One summer my high school debate partner came back from New York and put together a band called Food, which actually played a show at some union hall. The bass player was this hairy guy named Mike who became Jack Endino, because “Jack Endino” was the phonetic reproduction of his last name, and produced Nirvana’s first album. Somewhere in there I actually saw the Blackouts, who were transcendent, before they moved to Chicago and became Ministry’s rhythm section.
I was in Metropolis once, but I think the band cancelled or I didn’t have the price of admission. I know we ended up at one of the Gorilla Gardens locations, but I didn’t have fake ID and maybe nobody was playing that night. Mostly I wasn’t that cool or that hip, and my cars always broke down.

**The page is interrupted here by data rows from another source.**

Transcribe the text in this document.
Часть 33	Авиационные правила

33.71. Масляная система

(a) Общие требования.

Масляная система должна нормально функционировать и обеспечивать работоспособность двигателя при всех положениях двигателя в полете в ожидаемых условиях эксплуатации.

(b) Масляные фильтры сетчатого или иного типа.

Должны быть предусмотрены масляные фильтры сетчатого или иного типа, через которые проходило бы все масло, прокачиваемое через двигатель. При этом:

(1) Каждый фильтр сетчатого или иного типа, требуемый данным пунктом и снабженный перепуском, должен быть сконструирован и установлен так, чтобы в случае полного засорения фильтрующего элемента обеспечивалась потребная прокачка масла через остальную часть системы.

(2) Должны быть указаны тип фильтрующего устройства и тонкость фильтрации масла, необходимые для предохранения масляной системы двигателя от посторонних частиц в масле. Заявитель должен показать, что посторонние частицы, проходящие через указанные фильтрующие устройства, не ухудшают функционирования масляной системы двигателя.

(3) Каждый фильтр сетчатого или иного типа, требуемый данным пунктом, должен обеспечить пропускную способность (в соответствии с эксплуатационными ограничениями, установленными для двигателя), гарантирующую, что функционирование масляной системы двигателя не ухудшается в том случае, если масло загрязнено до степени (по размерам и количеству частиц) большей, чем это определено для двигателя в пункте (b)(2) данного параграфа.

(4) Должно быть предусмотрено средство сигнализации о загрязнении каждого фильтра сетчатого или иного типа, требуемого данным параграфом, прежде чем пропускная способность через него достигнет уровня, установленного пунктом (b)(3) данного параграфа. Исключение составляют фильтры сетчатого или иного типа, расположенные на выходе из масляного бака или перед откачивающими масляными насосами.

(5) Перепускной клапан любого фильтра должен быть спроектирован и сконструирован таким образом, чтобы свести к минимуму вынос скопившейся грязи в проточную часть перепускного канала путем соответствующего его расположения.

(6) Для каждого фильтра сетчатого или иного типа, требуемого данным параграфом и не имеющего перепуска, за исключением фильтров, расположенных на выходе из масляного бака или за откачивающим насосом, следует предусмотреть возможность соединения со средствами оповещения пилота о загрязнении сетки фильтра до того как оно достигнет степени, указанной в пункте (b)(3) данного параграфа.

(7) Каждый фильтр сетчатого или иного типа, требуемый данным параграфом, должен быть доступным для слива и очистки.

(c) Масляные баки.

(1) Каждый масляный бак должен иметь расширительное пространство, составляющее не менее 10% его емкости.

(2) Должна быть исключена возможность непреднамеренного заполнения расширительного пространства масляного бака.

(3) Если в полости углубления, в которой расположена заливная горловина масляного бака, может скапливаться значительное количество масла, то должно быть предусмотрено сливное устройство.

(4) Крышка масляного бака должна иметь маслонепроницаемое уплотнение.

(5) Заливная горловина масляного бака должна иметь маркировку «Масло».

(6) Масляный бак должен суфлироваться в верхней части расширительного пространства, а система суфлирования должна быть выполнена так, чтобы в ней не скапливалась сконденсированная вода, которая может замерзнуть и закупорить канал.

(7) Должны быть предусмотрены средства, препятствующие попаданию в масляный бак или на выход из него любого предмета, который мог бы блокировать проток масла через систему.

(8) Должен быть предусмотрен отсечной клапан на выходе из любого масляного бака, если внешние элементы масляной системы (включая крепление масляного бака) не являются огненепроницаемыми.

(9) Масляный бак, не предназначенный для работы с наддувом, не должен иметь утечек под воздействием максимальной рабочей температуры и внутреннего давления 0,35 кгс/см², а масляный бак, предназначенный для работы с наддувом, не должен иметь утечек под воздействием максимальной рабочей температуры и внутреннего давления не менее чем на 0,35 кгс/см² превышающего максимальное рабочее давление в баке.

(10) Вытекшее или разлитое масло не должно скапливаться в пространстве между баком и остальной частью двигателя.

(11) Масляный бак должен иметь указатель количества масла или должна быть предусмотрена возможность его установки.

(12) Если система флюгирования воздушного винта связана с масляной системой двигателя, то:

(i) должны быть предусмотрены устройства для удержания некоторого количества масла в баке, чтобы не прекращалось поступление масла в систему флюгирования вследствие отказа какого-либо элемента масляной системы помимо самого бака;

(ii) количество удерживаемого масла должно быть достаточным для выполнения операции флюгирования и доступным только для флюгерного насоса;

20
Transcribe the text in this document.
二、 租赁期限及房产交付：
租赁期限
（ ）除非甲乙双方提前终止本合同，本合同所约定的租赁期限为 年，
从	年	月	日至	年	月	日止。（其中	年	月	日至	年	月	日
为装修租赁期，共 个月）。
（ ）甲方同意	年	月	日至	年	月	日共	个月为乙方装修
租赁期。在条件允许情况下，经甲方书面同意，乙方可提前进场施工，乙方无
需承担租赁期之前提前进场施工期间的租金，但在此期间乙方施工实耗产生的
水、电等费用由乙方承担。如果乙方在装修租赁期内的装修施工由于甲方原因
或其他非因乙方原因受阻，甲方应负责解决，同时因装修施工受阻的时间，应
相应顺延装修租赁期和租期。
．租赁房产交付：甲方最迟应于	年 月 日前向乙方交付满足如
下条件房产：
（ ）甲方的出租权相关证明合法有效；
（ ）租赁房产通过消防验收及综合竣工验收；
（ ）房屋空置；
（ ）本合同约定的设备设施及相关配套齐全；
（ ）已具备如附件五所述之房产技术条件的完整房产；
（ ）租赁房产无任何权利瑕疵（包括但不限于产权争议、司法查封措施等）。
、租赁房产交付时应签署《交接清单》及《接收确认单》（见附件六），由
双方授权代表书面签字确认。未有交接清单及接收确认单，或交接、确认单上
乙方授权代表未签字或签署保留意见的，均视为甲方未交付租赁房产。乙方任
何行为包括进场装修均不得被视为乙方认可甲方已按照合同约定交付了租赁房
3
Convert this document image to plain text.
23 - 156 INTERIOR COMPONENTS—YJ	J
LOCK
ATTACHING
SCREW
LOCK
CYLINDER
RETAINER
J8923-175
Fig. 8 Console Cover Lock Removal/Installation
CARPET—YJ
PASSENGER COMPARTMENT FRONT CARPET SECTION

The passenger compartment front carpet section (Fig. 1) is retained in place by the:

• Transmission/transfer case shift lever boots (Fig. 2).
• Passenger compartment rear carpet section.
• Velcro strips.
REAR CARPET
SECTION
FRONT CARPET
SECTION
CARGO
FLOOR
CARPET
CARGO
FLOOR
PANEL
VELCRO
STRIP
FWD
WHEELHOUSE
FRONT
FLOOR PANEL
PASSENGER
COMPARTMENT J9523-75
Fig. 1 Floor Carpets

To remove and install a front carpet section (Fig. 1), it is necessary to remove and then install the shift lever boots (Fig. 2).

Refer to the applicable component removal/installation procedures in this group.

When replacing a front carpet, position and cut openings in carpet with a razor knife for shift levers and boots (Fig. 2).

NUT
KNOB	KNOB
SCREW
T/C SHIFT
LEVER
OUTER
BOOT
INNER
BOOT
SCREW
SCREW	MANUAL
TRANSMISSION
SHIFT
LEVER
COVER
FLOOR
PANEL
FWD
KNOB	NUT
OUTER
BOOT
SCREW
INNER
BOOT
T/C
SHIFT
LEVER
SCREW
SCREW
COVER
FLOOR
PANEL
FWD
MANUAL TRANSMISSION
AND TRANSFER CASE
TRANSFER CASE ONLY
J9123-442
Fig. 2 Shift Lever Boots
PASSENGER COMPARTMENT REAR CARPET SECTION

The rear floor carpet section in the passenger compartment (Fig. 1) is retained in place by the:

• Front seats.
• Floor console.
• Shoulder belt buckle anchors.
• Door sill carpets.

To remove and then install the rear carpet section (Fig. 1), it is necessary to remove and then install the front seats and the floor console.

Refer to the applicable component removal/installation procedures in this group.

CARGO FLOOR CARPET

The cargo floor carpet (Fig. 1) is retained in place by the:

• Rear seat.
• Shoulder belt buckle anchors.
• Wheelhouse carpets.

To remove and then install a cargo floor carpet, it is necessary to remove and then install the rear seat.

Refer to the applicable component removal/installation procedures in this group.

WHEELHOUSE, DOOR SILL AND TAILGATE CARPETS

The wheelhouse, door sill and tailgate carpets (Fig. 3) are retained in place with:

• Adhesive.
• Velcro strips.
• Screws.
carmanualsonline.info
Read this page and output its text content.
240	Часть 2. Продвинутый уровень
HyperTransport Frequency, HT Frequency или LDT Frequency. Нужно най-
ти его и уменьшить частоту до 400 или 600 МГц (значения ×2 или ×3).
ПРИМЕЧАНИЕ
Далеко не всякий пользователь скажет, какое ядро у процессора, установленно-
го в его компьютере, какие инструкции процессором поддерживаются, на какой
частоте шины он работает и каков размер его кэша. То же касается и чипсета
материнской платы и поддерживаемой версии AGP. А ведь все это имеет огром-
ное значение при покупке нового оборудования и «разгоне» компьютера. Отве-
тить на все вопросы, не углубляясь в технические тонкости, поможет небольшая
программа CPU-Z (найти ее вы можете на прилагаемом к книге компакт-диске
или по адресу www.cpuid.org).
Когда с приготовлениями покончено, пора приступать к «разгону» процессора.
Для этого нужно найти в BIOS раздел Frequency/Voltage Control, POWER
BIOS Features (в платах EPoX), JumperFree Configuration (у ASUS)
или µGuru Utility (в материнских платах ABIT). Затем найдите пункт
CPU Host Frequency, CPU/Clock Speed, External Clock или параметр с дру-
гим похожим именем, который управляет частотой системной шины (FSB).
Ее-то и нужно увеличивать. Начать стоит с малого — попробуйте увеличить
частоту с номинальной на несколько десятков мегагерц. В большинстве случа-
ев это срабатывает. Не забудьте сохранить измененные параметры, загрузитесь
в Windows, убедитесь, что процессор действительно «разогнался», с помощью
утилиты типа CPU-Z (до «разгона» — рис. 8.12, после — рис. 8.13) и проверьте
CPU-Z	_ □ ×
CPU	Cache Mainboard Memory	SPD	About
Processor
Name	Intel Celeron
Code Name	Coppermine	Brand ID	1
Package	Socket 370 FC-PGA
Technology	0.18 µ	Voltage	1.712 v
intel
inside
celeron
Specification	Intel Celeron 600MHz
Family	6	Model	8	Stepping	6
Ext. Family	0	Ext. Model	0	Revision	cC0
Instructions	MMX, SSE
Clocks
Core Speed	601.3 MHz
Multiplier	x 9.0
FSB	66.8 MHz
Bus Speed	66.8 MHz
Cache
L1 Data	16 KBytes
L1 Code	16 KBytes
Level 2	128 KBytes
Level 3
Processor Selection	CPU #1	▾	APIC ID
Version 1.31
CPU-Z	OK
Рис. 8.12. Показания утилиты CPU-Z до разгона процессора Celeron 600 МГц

Then punk went hardcore and I spent five years listening to country radio, making my first stab at being an adult. Writing and designing crap for hire, and not hired much. Then hired at The Rocket, by my college editor, Charles Cross.
All of which compounds to mean this and only this: I was by no means an innocent during the years of grunge. Only that. I was not cool or special, I was just there. On the edge of things. Standing just in front of the soundboard because the sound is usually good there and guys with thick glasses don’t mosh if they have to drive home, and, anyway, I lived in the suburbs with a bond trader and was all but teetotal for most of those years, me and Sub Pop co-founder Jonathan Poneman in the back clutching water bottles, everything else happening in front of us. Happening to other people.
My job, I thought, was to figure out what it meant. To construct a context, a critical framework. A critic’s job. Honorable work, so it seemed.
Such unequaled joy, to be lost in that music and jostled by strangers.
Everybody Loves Our Town brings me almost to tears.
Almost a dozen dead, by the end, and that’s only the people who featured in the story who didn’t make it, and doesn’t count the suicide of the punk poet laureate of Seattle, Steven Jesse Bernstein.
Dead…for what?
All that carnage for a dream?
Hotel rooms and backstages and lives wrecked.
Wrenching.
Wrenching, all of it.
Grunge was supposed to be the bright new thing which ended the dinosaur hegemony of the hair bands, the clear and clever art which brought an end to the myth of sex and drugs and rock ‘n’ roll. Even if we all disavowed the brand name.
It was funny.
It was Jeff Ament rushing around before Soundgarden headlined Bumbershoot to dig out and touch up the Spinal Tap Stonehenge and cause it to appear during their encore. (And me trying to keep up with the joke because I’d never seen the movie.)
It was political. Deeply, personally political.
A lot of musicians were in the crowd which showed up downtown outside the Federal Courthouse to oppose the first Gulf War, we who were the ten percent.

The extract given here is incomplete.